Search code examples
algorithmsubstringknuth-morris-pratt

Knuth-Morris-Pratt algorithm corner-case


In the Knuth-Morris-Pratt algorithm when the "substring" word is a sequence of the same letter, eg. "AAAAAAAA...", the failure table it something like this: "-1, 0, 1, 2, 3, 4, 5,...".

This means if the test is something like "AAAAAAAB" When we will reach "B" we will go back X characters and start trying to match again, although we know we should start after B.

Am I missing something?

Edit (making the example specific):

Let's say the test is: AAAAAAAABAAAAAAAAA, that is (8 As, B, 9 As) and the word looking for is AAAAAAAAA, that is (9 As).

The fail table will be: -1, 0, 1, 2, 3, 4, 5, 6, 7.

At some point it will be m = 0, i = 8. This will fail, so m will become m = m + i - T[8] = 0 + 8 - 7 => m = 1 and i will be T[8] = 7.

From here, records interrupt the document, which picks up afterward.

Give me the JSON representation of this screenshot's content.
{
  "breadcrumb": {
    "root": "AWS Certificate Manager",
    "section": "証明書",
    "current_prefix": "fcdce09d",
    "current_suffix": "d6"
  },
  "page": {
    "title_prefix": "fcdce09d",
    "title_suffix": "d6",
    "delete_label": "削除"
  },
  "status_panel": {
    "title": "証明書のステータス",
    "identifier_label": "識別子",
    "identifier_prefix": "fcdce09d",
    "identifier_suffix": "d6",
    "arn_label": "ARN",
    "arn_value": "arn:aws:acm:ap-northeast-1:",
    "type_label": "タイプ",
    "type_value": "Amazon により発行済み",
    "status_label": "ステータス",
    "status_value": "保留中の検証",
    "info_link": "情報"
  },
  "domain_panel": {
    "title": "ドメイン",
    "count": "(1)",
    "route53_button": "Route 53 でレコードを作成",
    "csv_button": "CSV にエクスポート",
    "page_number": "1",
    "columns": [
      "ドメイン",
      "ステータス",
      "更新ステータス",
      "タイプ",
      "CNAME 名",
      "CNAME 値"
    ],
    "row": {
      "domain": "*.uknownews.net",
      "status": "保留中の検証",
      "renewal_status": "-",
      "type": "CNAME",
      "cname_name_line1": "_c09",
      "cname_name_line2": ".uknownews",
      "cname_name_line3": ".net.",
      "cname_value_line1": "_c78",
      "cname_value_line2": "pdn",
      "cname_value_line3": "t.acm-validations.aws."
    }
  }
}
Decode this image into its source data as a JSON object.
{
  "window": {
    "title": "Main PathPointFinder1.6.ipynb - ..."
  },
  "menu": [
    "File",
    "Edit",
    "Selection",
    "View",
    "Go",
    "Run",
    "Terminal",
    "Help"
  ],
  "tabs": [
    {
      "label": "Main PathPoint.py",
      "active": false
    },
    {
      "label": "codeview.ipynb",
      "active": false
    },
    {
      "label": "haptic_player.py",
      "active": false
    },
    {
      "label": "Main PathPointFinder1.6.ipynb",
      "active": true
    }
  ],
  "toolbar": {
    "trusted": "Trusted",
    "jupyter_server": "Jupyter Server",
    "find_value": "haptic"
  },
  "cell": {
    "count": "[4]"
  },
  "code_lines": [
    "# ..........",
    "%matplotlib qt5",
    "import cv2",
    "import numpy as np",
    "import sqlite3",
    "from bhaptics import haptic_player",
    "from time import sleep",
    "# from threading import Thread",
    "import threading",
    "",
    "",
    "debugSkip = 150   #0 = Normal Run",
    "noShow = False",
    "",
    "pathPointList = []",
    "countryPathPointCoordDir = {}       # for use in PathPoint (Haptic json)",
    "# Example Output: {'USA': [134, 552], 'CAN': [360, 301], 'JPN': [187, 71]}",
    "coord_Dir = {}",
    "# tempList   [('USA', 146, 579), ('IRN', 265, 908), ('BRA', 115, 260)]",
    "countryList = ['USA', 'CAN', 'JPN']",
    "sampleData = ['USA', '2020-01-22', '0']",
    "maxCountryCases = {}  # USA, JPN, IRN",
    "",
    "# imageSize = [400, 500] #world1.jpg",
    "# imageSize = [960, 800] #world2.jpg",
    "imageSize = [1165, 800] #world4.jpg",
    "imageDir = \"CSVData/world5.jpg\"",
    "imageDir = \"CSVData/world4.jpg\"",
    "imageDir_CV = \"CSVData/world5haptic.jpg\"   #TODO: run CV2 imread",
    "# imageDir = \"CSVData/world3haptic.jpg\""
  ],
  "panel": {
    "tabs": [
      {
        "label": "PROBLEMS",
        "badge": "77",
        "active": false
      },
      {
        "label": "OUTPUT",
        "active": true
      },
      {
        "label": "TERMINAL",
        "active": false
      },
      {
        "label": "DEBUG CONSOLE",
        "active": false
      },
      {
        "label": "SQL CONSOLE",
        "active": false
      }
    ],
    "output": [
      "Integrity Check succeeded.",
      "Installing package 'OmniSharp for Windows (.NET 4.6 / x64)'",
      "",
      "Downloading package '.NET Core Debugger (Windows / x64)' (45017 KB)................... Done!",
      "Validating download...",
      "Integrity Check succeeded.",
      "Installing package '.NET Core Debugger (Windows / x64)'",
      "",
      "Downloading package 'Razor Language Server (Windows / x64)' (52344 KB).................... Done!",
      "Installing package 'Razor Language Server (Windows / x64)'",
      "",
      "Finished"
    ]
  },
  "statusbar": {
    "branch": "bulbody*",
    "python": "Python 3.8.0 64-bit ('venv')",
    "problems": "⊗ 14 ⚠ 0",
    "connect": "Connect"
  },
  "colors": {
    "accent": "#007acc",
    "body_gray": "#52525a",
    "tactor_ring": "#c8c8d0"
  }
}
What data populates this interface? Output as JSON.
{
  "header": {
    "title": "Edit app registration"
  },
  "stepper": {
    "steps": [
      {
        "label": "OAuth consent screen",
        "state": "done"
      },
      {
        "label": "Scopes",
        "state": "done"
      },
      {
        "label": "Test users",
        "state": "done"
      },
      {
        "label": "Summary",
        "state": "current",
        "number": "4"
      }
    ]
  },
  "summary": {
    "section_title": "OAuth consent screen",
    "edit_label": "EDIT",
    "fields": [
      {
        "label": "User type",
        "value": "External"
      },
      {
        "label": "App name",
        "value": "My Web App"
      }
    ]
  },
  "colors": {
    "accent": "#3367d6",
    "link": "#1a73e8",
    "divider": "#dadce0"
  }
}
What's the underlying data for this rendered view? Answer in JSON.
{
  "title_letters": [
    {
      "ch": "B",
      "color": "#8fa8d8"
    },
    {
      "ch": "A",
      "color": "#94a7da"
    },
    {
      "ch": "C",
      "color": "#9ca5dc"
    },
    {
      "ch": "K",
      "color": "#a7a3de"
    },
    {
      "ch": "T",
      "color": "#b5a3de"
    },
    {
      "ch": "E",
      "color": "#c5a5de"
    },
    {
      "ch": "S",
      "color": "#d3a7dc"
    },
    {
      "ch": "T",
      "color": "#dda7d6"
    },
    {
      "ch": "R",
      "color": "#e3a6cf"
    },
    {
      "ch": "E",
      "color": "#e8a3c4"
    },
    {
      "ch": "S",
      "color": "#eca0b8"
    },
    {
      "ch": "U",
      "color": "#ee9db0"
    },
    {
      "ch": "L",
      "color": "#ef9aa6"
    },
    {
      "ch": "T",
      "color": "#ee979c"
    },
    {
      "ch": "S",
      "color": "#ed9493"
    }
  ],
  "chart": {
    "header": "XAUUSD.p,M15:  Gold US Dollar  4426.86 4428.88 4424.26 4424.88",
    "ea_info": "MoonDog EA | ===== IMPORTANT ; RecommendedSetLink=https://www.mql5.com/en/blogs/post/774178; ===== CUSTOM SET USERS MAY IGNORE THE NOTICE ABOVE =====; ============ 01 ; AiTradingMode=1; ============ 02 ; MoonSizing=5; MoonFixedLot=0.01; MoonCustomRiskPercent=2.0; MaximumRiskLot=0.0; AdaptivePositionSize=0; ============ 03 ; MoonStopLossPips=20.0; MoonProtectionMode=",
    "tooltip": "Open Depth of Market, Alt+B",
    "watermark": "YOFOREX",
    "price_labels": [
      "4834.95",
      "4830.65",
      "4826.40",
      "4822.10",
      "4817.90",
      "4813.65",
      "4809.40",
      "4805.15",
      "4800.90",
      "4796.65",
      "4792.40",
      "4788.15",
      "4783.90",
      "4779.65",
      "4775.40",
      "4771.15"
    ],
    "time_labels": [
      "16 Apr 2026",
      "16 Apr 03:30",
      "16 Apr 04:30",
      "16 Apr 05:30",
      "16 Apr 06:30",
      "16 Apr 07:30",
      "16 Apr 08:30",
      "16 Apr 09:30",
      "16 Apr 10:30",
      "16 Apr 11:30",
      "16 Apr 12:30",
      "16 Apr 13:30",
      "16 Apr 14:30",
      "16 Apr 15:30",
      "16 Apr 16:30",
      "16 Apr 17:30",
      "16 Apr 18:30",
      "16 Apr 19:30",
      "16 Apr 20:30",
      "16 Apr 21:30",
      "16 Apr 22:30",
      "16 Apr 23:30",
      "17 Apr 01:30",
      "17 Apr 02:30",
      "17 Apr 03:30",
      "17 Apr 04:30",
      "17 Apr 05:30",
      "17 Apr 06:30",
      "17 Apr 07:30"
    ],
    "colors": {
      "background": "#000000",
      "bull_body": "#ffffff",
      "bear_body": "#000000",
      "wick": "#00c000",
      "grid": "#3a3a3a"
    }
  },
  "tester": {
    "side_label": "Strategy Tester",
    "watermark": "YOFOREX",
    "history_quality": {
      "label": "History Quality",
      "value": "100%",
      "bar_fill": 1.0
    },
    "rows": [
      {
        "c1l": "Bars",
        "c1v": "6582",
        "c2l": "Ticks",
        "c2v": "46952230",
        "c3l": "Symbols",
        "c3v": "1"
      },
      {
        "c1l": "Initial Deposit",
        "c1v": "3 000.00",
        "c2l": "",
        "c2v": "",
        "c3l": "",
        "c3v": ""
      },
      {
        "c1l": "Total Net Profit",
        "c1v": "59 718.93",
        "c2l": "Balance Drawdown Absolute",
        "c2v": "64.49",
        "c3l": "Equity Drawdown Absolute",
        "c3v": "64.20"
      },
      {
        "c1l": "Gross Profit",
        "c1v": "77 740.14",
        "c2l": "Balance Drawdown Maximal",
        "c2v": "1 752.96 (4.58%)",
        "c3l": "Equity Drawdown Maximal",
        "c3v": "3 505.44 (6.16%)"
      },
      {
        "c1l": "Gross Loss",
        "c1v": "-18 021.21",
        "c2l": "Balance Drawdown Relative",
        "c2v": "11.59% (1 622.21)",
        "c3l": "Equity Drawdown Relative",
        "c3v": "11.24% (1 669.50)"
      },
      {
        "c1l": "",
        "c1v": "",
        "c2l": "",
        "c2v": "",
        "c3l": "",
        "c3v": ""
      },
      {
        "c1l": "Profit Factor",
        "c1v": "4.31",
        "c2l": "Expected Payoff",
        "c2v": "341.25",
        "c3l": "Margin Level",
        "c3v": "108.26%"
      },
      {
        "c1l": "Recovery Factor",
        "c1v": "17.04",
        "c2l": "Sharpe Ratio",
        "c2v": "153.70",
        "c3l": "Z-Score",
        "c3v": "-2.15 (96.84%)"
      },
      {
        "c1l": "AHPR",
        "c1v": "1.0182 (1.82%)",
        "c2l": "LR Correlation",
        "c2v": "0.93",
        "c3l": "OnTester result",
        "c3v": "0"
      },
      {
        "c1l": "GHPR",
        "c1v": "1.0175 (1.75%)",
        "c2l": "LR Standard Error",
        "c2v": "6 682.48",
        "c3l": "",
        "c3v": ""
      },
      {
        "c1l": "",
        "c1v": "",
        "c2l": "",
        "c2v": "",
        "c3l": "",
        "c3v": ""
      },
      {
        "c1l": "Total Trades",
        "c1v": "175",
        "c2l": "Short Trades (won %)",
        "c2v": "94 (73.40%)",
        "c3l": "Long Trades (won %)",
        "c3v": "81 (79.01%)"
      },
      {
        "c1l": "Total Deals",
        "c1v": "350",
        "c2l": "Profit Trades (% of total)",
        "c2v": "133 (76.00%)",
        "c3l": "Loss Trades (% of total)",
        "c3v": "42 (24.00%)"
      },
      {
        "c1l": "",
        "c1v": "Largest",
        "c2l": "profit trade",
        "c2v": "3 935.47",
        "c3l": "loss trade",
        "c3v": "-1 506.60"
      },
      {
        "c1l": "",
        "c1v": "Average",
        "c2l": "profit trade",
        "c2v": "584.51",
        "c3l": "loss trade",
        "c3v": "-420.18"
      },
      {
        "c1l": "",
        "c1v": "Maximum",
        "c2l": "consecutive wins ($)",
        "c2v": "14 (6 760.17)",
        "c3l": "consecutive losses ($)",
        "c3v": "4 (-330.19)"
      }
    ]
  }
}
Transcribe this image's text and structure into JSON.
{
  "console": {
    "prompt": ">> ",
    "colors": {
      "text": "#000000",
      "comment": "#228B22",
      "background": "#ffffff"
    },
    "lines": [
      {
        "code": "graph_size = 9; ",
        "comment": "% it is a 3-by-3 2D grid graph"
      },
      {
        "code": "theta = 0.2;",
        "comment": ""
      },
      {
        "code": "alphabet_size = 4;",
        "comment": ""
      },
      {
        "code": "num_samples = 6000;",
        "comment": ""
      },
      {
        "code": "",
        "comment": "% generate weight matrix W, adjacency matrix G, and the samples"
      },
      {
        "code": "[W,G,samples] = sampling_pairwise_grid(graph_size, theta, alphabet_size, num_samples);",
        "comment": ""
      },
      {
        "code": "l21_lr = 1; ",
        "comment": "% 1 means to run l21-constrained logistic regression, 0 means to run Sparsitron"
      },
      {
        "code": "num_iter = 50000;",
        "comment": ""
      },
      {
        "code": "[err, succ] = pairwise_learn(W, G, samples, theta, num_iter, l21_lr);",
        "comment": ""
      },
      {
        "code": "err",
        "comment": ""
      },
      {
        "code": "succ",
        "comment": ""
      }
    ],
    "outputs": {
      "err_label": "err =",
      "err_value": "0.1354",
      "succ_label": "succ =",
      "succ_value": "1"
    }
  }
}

This will fail again, so now we will have m = 2, i = 6, and then m = 3, i = 7, etc..


Solution

  • You will go back length(needle) characters, but you will only start matching at the offset given by the failure table. In this case, if there are 7 A's and you fail on the B, T[7] will say "skip 7 characters", so you check needle[7] vs. haystack[failed-length(needle)+7] (where failed is the index of haystack where the B in the needle compared to an A). Hence it'll run in linear time, always skipping comparison for the 6 of the 7 A's that you already matched. A smarter algorithm could probably skip ahead a little more, but only constants worth of more, as it can't be better than linear.